Trying cases in foreign jurisdictions presents unique challenges. Beyond learning local procedures and practices, we must orient ourselves to cultural norms and traditions, expected methods for presenting evidence, and what constitutes acceptable and effective argument. Even then, the magnitude of some practical challenges can still be surprising—as I recently found trying a case truly far from home.

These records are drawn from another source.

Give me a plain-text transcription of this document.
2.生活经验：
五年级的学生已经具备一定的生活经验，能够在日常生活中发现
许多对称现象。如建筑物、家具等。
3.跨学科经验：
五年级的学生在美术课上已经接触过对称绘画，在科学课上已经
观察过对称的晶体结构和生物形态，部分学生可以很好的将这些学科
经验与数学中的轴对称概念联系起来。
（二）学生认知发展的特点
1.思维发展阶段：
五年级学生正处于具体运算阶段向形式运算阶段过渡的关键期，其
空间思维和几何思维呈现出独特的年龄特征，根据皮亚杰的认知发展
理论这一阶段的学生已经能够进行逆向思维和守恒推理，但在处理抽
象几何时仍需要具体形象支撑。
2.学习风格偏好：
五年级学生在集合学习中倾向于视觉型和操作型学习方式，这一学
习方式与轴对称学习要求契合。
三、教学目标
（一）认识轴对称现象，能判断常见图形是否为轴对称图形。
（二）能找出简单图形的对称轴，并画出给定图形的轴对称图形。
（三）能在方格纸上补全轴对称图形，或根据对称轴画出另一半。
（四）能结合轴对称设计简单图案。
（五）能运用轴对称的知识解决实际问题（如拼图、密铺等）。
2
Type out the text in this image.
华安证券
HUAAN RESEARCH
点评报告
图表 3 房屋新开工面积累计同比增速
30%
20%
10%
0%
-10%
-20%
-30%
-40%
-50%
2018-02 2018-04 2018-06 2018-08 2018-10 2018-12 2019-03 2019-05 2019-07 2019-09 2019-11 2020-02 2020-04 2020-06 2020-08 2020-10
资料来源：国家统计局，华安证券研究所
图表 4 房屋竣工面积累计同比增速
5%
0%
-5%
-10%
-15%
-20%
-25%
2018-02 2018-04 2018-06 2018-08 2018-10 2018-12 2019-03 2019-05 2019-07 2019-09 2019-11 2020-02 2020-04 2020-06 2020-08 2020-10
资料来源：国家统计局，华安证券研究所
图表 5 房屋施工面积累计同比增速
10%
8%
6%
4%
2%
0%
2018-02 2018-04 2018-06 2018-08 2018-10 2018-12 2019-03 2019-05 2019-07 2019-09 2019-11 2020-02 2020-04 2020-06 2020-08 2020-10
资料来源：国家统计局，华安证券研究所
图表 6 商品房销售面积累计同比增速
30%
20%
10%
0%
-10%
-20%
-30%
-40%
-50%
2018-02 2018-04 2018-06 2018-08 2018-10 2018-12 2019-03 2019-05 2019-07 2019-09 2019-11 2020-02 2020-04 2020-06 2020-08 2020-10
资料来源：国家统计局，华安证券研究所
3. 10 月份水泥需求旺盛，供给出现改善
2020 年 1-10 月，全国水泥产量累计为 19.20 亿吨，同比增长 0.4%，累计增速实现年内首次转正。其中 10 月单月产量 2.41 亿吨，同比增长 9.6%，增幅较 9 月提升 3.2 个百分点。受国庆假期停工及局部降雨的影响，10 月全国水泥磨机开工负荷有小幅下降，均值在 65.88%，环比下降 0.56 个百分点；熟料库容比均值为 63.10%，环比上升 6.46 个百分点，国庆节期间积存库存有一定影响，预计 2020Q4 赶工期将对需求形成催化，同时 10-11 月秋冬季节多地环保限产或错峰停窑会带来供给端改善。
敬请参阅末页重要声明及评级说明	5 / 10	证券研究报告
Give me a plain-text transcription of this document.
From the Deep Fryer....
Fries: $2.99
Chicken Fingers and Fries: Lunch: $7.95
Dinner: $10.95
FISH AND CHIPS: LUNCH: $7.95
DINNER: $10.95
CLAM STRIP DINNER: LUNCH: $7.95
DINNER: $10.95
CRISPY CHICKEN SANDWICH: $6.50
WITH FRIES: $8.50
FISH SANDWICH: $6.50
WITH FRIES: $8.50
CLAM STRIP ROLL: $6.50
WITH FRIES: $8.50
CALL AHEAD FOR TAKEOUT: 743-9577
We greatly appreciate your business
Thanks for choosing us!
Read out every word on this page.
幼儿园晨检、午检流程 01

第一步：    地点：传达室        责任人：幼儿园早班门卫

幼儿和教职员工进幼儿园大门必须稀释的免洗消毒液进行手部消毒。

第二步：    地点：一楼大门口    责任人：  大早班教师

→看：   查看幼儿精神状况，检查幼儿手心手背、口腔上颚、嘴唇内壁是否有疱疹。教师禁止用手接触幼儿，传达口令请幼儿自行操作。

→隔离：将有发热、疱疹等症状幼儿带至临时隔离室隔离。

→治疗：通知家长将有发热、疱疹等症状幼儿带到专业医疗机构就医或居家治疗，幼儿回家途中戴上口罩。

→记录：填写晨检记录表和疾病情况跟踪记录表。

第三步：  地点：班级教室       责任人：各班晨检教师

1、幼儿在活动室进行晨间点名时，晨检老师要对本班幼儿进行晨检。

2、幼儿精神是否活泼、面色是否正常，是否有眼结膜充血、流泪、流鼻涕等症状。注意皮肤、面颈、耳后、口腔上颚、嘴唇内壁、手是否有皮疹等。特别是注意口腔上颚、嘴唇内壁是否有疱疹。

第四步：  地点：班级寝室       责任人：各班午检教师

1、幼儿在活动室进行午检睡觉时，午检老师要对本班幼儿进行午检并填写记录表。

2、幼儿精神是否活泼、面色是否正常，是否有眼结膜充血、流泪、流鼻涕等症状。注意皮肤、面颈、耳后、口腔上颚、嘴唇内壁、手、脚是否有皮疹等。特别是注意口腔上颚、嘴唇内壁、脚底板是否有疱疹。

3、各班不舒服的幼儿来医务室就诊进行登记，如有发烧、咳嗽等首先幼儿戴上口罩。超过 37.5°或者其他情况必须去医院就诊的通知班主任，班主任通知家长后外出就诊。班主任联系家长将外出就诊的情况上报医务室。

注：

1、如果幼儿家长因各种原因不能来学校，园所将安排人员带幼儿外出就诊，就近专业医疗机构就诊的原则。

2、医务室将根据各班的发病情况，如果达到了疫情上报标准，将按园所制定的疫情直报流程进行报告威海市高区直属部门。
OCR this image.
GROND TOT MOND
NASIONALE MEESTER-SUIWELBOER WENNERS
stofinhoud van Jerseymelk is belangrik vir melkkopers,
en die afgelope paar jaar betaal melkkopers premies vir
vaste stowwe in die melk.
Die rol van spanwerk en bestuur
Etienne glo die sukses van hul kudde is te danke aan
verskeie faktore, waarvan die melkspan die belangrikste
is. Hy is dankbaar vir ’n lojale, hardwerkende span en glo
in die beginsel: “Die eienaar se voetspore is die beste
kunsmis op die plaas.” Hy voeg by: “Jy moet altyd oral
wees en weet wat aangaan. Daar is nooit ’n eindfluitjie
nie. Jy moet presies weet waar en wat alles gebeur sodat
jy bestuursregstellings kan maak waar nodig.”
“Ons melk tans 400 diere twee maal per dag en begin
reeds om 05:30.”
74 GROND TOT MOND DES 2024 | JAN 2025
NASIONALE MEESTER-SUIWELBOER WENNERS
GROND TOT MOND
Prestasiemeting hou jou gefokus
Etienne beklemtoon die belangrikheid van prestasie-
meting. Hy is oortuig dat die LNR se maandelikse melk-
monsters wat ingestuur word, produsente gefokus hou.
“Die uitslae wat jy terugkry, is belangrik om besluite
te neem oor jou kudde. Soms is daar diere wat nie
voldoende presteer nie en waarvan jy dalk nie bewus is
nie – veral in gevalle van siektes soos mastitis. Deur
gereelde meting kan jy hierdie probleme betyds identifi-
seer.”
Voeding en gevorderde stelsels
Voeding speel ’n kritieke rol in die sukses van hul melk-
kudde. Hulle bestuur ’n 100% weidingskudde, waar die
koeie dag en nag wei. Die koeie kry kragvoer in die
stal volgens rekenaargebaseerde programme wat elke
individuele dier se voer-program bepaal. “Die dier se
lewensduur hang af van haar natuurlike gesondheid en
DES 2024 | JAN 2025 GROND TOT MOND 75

Readying myself for trial in American Samoa, I developed enhanced respect for our astronauts preparing for their inaugural trip to the Space Station, where the nearest hardware store is 31,000 miles away. Many of the law office conveniences we take for granted were not to be found. Forget about newer technologies such as an Elmo; the availability of simple supplies like exhibit tabs, poster paper, an easel, and sticky notes could not be assumed. While my local counsel was helpful in identifying what resources I could expect to find locally and what I would need to bring with me from Los Angeles, it was sobering to consider that the closest legal supply store was 2,000 miles away in Auckland, New Zealand.
The local transportation was equally unreliable. The first morning before our preliminary hearing, my rental car had not one, but two flat tires. “I remember that car,” said my local counsel sympathetically. “It did the same thing to me. In fact, I think it was the same two front tires.” With that, we moved my boxes to the back of his old pickup truck and headed off to court.